Ingestion & Knowledge Graphs
The AI module keeps long-running context by mirroring your repository into a Cognee-powered knowledge graph and persisting conversations in local storage.
CLI Commands
# Scan the current project (skips .git/, .fuzzforge/, virtualenvs, caches)
fuzzforge ingest --path . --recursive
# Alias - identical behaviour
fuzzforge rag ingest --path . --recursive
The command gathers files using the filters defined in ai/src/fuzzforge_ai/ingest_utils.py. By default it includes common source, configuration, and documentation file types while skipping temporary and dependency directories.
Customising the File Set
Use CLI flags to override the defaults:
fuzzforge ingest --path backend --file-types .py --file-types .yaml --exclude node_modules --exclude dist
Command Options
fuzzforge ingest exposes several flags (see cli/src/fuzzforge_cli/commands/ingest.py):
--recursive / -r– Traverse sub-directories.--file-types / -t– Repeatable flag to whitelist extensions (-t .py -t .rs).--exclude / -e– Repeatable glob patterns to skip (-e tests/**).--dataset / -d– Write into a named dataset instead of<project>_codebase.--force / -f– Clear previous Cognee data before ingesting (prompts for confirmation unless flag supplied).

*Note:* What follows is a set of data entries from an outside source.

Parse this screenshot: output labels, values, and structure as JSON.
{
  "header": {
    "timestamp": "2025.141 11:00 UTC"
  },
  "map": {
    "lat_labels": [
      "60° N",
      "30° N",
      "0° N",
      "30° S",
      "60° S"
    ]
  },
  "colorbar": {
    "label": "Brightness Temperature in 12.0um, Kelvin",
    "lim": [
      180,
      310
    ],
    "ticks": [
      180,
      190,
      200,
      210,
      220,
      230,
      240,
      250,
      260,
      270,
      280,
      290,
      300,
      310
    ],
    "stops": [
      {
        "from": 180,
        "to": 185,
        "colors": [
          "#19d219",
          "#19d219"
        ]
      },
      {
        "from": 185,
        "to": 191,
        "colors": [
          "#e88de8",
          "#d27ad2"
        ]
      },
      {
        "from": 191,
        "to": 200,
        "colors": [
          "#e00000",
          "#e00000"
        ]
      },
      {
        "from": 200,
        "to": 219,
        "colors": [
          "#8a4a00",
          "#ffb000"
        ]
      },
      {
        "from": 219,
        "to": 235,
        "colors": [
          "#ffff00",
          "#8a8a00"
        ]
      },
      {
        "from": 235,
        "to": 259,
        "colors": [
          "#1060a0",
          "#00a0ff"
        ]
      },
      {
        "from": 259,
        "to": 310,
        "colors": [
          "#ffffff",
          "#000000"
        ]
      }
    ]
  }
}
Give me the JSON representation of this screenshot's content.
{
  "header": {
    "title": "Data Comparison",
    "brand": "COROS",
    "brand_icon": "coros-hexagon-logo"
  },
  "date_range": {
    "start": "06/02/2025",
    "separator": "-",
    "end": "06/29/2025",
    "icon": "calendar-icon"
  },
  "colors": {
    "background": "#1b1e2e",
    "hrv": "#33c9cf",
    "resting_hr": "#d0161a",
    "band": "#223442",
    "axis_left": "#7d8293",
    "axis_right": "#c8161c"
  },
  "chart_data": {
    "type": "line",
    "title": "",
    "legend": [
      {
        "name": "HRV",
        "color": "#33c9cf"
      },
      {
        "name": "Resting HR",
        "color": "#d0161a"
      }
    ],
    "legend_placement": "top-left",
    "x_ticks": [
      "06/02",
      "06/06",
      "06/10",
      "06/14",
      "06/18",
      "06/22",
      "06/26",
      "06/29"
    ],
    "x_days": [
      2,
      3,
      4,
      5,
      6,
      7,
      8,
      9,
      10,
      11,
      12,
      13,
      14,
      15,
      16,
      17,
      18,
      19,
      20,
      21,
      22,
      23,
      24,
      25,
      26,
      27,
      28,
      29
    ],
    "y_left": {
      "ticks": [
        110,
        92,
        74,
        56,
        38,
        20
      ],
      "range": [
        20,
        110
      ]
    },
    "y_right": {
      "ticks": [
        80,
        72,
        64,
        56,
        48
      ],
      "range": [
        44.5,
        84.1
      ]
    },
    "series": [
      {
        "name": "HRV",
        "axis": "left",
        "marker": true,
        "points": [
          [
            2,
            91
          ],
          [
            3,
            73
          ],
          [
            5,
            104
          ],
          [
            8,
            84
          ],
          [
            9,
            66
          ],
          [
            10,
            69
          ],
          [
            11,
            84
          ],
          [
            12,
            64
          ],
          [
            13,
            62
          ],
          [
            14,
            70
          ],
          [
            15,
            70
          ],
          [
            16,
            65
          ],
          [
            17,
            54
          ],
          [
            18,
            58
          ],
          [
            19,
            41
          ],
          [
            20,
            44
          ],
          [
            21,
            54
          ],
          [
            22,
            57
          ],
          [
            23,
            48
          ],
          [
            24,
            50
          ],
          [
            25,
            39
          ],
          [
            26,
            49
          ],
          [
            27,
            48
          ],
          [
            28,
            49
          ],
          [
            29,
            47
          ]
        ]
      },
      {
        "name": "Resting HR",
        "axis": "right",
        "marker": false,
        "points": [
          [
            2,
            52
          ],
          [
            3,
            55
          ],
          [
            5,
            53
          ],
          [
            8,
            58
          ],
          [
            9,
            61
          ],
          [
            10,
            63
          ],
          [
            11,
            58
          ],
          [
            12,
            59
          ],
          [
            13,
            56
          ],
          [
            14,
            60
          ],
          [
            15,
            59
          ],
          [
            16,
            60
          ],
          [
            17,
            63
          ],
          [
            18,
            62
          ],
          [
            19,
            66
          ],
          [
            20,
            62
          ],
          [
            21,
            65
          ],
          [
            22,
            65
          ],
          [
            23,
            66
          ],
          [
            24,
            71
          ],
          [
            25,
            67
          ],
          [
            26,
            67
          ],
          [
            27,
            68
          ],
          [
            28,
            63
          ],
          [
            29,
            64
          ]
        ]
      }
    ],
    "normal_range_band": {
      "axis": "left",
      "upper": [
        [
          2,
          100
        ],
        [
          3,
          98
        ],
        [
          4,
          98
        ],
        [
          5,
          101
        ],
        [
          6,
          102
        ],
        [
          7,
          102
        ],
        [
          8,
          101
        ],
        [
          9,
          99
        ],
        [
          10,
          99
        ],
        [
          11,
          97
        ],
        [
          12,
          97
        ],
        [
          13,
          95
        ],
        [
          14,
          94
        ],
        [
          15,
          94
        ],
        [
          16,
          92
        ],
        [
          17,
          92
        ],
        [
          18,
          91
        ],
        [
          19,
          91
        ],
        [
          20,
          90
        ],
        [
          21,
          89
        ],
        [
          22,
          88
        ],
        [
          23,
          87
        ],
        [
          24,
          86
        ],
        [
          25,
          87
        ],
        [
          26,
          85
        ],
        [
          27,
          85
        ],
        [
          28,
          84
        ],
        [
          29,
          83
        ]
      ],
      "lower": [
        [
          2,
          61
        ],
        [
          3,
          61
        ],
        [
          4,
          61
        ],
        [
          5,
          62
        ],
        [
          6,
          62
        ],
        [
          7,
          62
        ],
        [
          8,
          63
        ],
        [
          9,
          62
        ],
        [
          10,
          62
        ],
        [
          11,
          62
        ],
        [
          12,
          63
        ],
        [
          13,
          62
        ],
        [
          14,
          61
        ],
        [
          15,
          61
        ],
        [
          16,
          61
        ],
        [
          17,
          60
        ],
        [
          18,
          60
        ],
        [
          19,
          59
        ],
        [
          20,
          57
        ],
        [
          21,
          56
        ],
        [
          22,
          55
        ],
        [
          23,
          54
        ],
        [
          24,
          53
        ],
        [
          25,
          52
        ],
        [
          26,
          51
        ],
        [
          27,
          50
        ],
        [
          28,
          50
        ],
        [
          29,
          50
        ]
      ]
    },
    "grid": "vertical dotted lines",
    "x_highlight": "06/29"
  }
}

All runs automatically skip .fuzzforge/** and .git/** to avoid recursive ingestion of cache folders.
Dataset Layout
- Primary dataset:
<project>_codebase - Additional datasets: create ad-hoc buckets such as
insightsvia theingest_to_datasettool - Storage location:
.fuzzforge/cognee/project_<id>/
Persistence Details
- Every dataset lives under
.fuzzforge/cognee/project_<id>/{data,system}. These directories are safe to commit to long-lived storage (they only contain embeddings and metadata). - Cognee assigns deterministic IDs per project; if you move the repository, copy the entire
.fuzzforge/cognee/tree to retain graph history. HybridMemoryManagerensures answers from Cognee are written back into the ADK session store so future prompts can refer to the same nodes without repeating the query.- All Cognee processing runs locally against the files you ingest. No external service calls are made unless you configure a remote Cognee endpoint.
Prompt Examples
You> refresh the project knowledge graph for ./backend
Assistant> Kicks off `fuzzforge ingest` with recursive scan
You> search project knowledge for "temporal workflow" using INSIGHTS
Assistant> Routes to Cognee `search_project_knowledge`
You> ingest_to_dataset("Design doc for new scanner", "insights")
Assistant> Adds the provided text block to the `insights` dataset
Environment Template
The CLI writes a template at .fuzzforge/.env.template when you initialise a project. Keep it in source control so collaborators can copy it to .env and fill in secrets.
# Core LLM settings
LLM_PROVIDER=openai
LITELLM_MODEL=gpt-5-mini
OPENAI_API_KEY=sk-your-key
# FuzzForge backend (Temporal-powered)
FUZZFORGE_MCP_URL=http://localhost:8010/mcp
# Optional: knowledge graph provider
LLM_COGNEE_PROVIDER=openai
LLM_COGNEE_MODEL=gpt-5-mini
LLM_COGNEE_API_KEY=sk-your-key
Add comments or project-specific overrides as needed; the agent reads these variables on startup.
Tips
- Re-run ingestion after significant code changes to keep the knowledge graph fresh.
- Large binary assets are skipped automatically—store summaries or documentation if you need them searchable.
- Set
FUZZFORGE_DEBUG=1to surface verbose ingest logs during troubleshooting.